There is an increasing movement afoot to break down those standardized barriers to find students whose excellence would otherwise go unrecognized. “The National Association for College Admission Counseling has called on colleges to consider eliminating the SAT and the ACT from their admissions requirements (as Bard, among other colleges, has done [see below]), saying the exams underrepresent the abilities of some students, in particular minorities, while favoring those who can afford coaching…
“[In September,] a coalition of private nursery and grade schools in New York recommended that its member schools stop asking very young applicants to take a standardized admissions test, also because of concerns about coaching.” New York Times, September 28th. The system is pretty much better for those who can afford coaching.
Indeed, Annandale-on-Hudson, New York-based Bard College, offers students a different path to admission. Allowing applying students an effect “open book” online access to all of the necessary underlying materials – making sure everyone has a level playing field, Bard allows that “[y]ou need not be president of the debate club or captain of the track team. No glowing teacher recommendations are required. You just need to be smart, curious and motivated, and prove it with words — 10,000 words, in the form of four, 2,500-word research papers.

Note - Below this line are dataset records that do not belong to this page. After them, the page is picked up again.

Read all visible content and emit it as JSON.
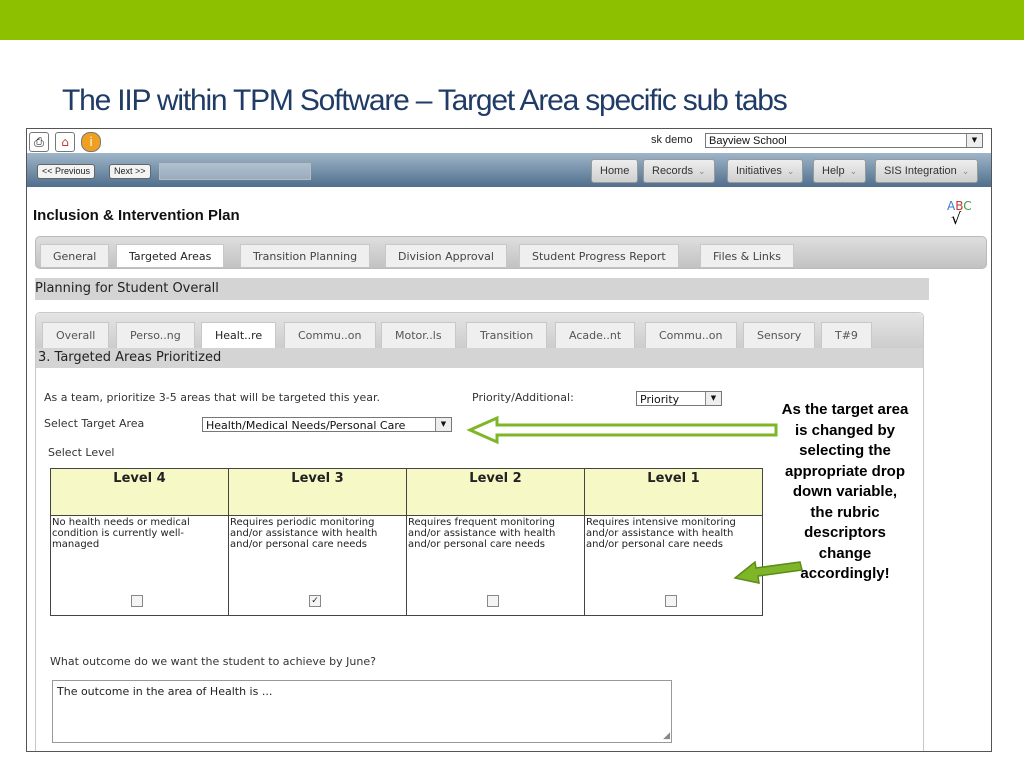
{
  "slide": {
    "title": "The IIP within TPM Software – Target Area specific sub tabs"
  },
  "accent_color": "#8dc100",
  "app": {
    "user": "sk demo",
    "school": "Bayview School",
    "nav": {
      "previous": "<< Previous",
      "next": "Next >>",
      "menu": [
        "Home",
        "Records",
        "Initiatives",
        "Help",
        "SIS Integration"
      ]
    },
    "page_title": "Inclusion & Intervention Plan",
    "main_tabs": [
      "General",
      "Targeted Areas",
      "Transition Planning",
      "Division Approval",
      "Student Progress Report",
      "Files & Links"
    ],
    "active_main_tab": "Targeted Areas",
    "section_title": "Planning for Student Overall",
    "sub_tabs": [
      "Overall",
      "Perso..ng",
      "Healt..re",
      "Commu..on",
      "Motor..ls",
      "Transition",
      "Acade..nt",
      "Commu..on",
      "Sensory",
      "T#9"
    ],
    "active_sub_tab": "Healt..re",
    "sub_title": "3. Targeted Areas Prioritized",
    "prioritize_text": "As a team, prioritize 3-5 areas that will be targeted this year.",
    "priority_label": "Priority/Additional:",
    "priority_value": "Priority",
    "target_area_label": "Select Target Area",
    "target_area_value": "Health/Medical Needs/Personal Care",
    "select_level_label": "Select Level",
    "levels": [
      {
        "header": "Level 4",
        "description": "No health needs or medical condition is currently well-managed",
        "checked": false
      },
      {
        "header": "Level 3",
        "description": "Requires periodic monitoring and/or assistance with health and/or personal care needs",
        "checked": true
      },
      {
        "header": "Level 2",
        "description": "Requires frequent monitoring and/or assistance with health and/or personal care needs",
        "checked": false
      },
      {
        "header": "Level 1",
        "description": "Requires intensive monitoring and/or assistance with health and/or personal care needs",
        "checked": false
      }
    ],
    "outcome_question": "What outcome do we want the student to achieve by June?",
    "outcome_value": "The outcome in the area of Health is ..."
  },
  "callout": {
    "text": "As the target area is changed by selecting the appropriate drop down variable, the rubric descriptors change accordingly!",
    "arrow_color": "#7fb528"
  }
}
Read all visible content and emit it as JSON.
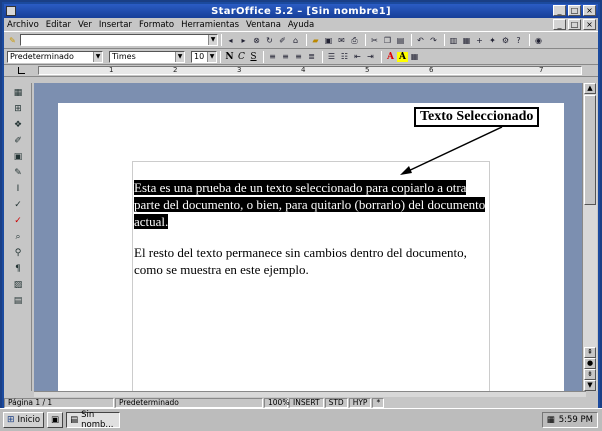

“The research topics are formidable and include[,out of a 17 question menu for example,] the cardinal virtue of ren in Confucius’s ‘The Analects,’ ‘the origin of chirality (or handedness) in a prebiotic life,’ Ezra Pound’s view of ‘The Canterbury Tales,’ and how to design a research trial using microbes transplanted from the human biome. If professors deem the papers to be worthy of a B+ or better by the college’s standards, you are in…
‘It’s kind of declaring war on the whole rigmarole of college admissions and the failure to foreground the curriculum and learning,’ Leon Botstein, Bard’s president of 38 years, said in an interview. Saying the prevailing system was ‘loaded with a lot of nonsense that has nothing to do with learning,’ he hailed the new approach as a ‘return to basics, to common sense’ and added, ‘You ask the young person: are they prepared to do university-level work?’…
“Dr. Botstein acknowledged that the workload might be impractical for some applicants. But he finds a virtue in it, too. ‘The great thing is, anyone who completes it is better for it. No one,’ he said, ‘is better for having taken the College Board.’” NY Times. Students have to certify that the work is their own, but after all, isn’t precisely this kind of thinking that college should be all about? What are your thoughts to the collect application process? What exactly was the college admission process before these standardized tests? Is this “old traditional” the “new better” approach? Or just for a few?
I’m Peter Dekom, and the ability to nurture “different” can make all the “difference” in the world.